Carl Zimmer has an excellent write up on the new new Nature study of the variants associated with IQ, In ‘Enormous Success,’ Scientists Tie 52 Genes to Human Intelligence.

The issue with intelligence is that it’s a highly polygenic trait for which measurement is not always trivial. You need really large sample sizes. It’s about ten times less tractable than height as a quantitative trait. There are still many arguments about its genetic nature (though a majority position that it’s not rare variants of large effect seems to be emerging).

But all in good time.

Science is divided into many different fiefdoms, and people don’t always talk to each other. For example I know a fair number of population genomicists, and I know behavior geneticists who utilize quantitative genomic methods. The two are distinct and disparate groups. But the logic of cheap sequencing and big data is impacting both fields.

Unfortunately when you talk to population genomicists many are not familiar much with psychology, let alone psychometrics.
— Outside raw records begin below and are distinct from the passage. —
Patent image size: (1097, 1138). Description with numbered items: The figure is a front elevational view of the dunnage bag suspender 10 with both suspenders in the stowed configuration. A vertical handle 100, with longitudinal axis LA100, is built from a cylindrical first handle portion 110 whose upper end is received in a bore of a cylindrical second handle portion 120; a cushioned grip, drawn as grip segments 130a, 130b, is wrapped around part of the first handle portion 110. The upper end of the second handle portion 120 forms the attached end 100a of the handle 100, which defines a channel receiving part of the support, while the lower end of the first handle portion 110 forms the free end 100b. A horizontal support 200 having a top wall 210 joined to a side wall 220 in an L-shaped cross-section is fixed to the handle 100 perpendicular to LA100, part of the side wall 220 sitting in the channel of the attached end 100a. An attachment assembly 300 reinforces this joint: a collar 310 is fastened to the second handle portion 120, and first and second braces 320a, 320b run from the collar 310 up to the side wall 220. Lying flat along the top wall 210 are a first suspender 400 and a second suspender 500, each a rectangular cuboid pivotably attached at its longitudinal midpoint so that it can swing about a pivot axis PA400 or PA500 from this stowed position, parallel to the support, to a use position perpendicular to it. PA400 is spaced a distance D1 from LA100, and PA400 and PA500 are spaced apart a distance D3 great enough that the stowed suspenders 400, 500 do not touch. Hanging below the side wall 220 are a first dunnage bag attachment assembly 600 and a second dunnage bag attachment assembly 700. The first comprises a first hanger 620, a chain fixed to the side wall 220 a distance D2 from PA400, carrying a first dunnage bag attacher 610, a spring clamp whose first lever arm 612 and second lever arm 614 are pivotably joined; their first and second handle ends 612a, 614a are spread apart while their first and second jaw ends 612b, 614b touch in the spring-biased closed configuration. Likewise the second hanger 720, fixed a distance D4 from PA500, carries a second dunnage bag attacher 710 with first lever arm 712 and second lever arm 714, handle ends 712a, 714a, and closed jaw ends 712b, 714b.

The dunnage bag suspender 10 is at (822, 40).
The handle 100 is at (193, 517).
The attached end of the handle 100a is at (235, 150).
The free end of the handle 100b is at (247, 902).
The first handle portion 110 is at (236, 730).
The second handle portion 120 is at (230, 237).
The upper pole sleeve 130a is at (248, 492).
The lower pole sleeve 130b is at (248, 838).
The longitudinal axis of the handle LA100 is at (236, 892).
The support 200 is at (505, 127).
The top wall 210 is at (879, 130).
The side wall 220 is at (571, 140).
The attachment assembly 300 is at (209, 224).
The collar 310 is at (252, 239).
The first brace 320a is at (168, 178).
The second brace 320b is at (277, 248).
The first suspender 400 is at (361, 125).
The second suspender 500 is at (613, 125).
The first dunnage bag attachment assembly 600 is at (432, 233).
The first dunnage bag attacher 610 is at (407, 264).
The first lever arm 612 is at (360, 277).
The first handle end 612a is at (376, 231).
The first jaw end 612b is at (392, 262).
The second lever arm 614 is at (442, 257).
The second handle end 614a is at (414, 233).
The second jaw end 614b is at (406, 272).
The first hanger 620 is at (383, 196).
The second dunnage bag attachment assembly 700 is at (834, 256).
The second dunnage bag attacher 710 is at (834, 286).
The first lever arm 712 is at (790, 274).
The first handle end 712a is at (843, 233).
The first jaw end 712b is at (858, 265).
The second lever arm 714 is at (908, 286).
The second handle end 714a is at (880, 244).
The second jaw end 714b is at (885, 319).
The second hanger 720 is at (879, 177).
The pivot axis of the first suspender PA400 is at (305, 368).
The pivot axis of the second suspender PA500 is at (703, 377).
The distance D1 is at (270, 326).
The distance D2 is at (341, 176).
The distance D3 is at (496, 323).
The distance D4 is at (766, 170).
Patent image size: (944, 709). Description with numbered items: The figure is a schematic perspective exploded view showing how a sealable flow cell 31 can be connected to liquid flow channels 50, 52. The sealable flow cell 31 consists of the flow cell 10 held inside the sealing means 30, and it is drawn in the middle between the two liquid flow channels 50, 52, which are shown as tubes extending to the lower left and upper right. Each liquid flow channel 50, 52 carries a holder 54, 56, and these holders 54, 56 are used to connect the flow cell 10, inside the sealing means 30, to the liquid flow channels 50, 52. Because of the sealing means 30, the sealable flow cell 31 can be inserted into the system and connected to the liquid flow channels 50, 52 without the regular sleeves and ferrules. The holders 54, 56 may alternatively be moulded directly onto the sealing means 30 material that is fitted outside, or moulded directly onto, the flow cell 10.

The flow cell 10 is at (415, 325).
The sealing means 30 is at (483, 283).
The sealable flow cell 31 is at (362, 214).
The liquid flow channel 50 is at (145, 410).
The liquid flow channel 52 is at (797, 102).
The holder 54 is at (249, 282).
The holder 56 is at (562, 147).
When it comes to the behavior geneticists many come out of psychology backgrounds, so they are not conversant in aspects of genetic theory which harbor no utility for their tasks at hand. This leads to all sorts of problems, especially when journalists go to get comments from researchers who are really opining out of domain.

Some writers, such as Carl Zimmer, are very punctilious about the details. Getting things right. But we have to be cautious, because many journalists prefer a truth-themed story to the truth retold in a story format. And, some journalists are basically propagandists.

Over the next five years you will see many “gene and IQ” studies come out, with progressively greater and greater power. Read the write-ups in The New York TimesScience, and Nature. But to my many readers with technical skills this is what you should really do:

  1. pull down the data.
  2. re-analyze it.

My plain words are this: do not trust, and always verify.

I’m a big fan of people educating themselves on topics which they have opinions on (see: population genetics). If intelligence is of some interest to you, you should read some things. Arthur Jensen’s classic The g Factor: The Science of Mental Ability can be quite spendy (though used copies less so). But Stuart Ritchie’s Intelligence: All That Matters and Richard Haier’s The Neuroscience of Intelligence are both good, and cheaper and shorter. They hit all the basics which educated people should know if they want to talk about the topic of intelligence in an analytical way.